当然ComplexHeatmap还有一些高级用法
生成两个热图,并对行列进行注释:

ha_column <- 
  HeatmapAnnotation(
    df = data.frame(## data.frame, 行数与mat的列数一致。
      type1 = sample(c("a", "b"), 
                     ncol(mat), 
                     replace = TRUE)),
    col = list(type1 = c("a" = "red", "b" = "blue")) 
    ## 颜色list, 名字与df中的列字一致,
    ##           元素名与df列中的出现的元素一致。
)
ha_row <- rowAnnotation( ## 对行进行注释
  df = data.frame(type2 = sample(c("A", "B"),
                                 nrow(mat), 
                                 replace = TRUE)),
  col = list(type2 = c("A" = "green", "B" = "cyan")),
  width = unit(1, "cm") ##指定宽度,必须是unit,参见grid::unit
)

## 生成两个Heatmap实例。

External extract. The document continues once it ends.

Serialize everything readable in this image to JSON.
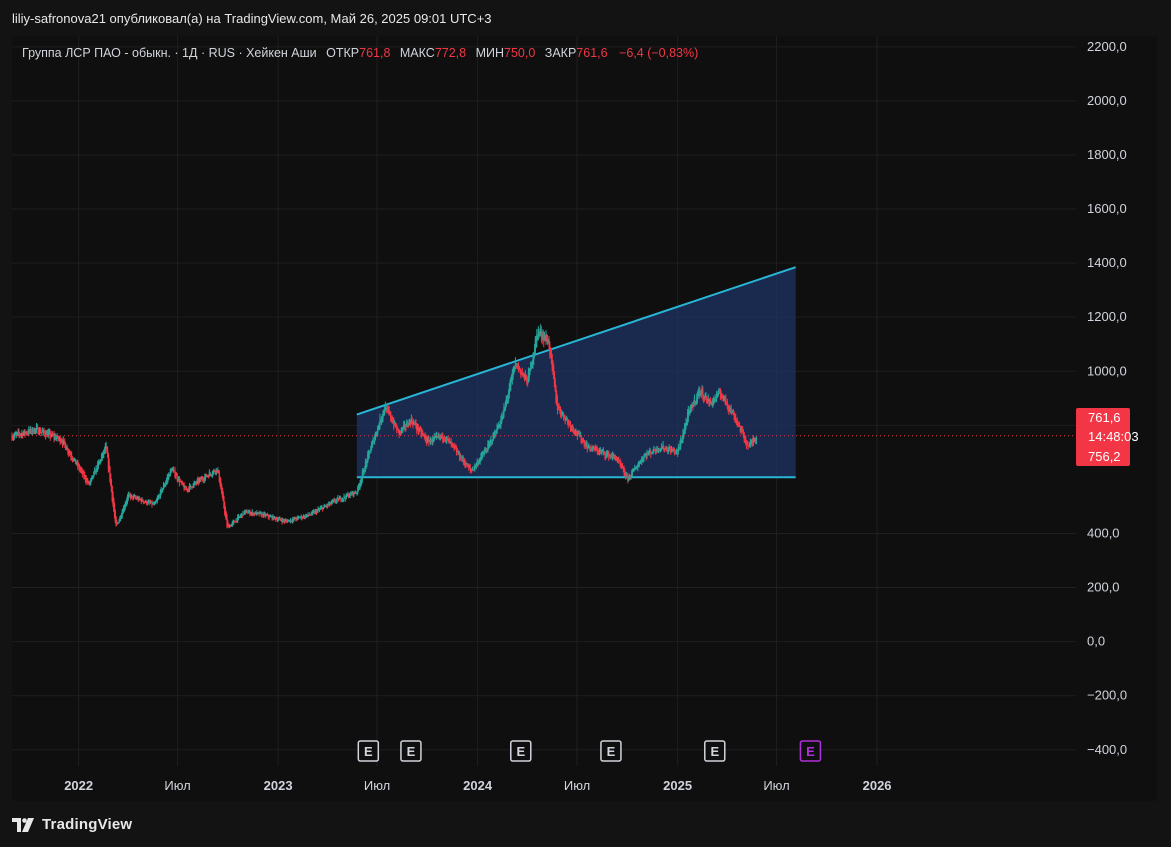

这里我们使用了相同的数据。
## 在实际应用中,它应该是行数一致的不同数据。
ht1 <- Heatmap(mat, name = "ht1", #name将出现的图例中
               column_title = "Heatmap 1", #title将出现在标题中
               top_annotation = ha_column) #ha_column将出现在热图上方(也可以是下方)
ht2 <- Heatmap(mat, name = "ht2", 
               column_title = "Heatmap 2")
ht_list <- ht1 + ht2 + ha_row
draw(ht_list)
#把图例调来左边
draw(ht_list, heatmap_legend_side = "left", 
     show_annotation_legend = FALSE)

当然利用HeatmapAnnotation()函数来进行加工也可以,可以在热图的基础上加点图,条形图
1.row_anno_points():点图
2.row_anno_barplot():条形图
3.row_anno_boxplot():箱线图
4.row_anno_histogram():直方图
5.row_anno_density():密度图

ha_mix_top <- HeatmapAnnotation(
  points = anno_points(runif(ncol(mat))), ## points
  barplot = anno_barplot(runif(ncol(mat)), axis=TRUE), ## barplot
  histogram = anno_histogram(mat, 
                             gp = gpar(fill = 1:6)), ## histogram
  density_line = anno_density(mat, type = "line", 
                              gp = gpar(col = 1:6)), ## density
  violin = anno_density(mat, type = "violin", gp = gpar(fill = 6:1)), ## violin
  box = anno_boxplot(mat), ## boxplot
  heatmap = anno_density(mat, type = "heatmap"), ## heatmap
  annotation_height = unit(8, "cm") ## annotation height
)
Heatmap(mat, name = "mat", 
        top_annotation = ha_mix_top)

如果想只对个别的行或者列标示名称,其它的不标注

mat = matrix(rnorm(10000), nr = 1000)
rownames(mat) = sprintf("%.2f", rowMeans(mat))
subset = sample(1000, 20)
labels = rownames(mat)[subset]
Heatmap(mat, show_row_names = FALSE, show_row_dend = FALSE, show_column_dend = FALSE) + 
rowAnnotation(link = row_anno_link(at = subset, labels = labels),
  width = unit(1, "cm") + max_text_width(labels))

突变分析

常用于TCGA分析数据
我们先构建对象

mat <- read.table(textConnection(
",s1,s2,s3
g1,snv1;indel,snv1;snv2,indel
g2,,snv2;indel,snv1
g3,snv1,,indel;snv1;snv2"), 
row.names = 1, header = TRUE, 
sep = ",", stringsAsFactors = FALSE)
mat <- as.matrix(mat)
mat

数据结构长这样


画热图来查看各种突变的占比:

library(ComplexHeatmap)
col <- c(snv1 = "#008000", snv2 = "#008000", indel = "blue")
oncoPrint(mat, get_type = function(x) strsplit(x, ";")[[1]],
    alter_fun = list(
      indel = function(x, y, w, h) 
        grid.rect(x, y, w*0.9, h*0.9, 
                  gp = gpar(fill = col["indel"], 
                            col = NA)) , #must be draw first
        snv1 = function(x, y, w, h) 
          grid.rect(x, y-.15*h, w*0.9, h*0.2, 
                    gp = gpar(fill = col["snv1"], 
                              col = NA)),
        snv2 = function(x, y, w, h) 
          grid.rect(x, y+.15*h, w*0.9, h*0.2, 
                    gp = gpar(fill = col["snv2"], 
                              col = NA))
    ), col = col)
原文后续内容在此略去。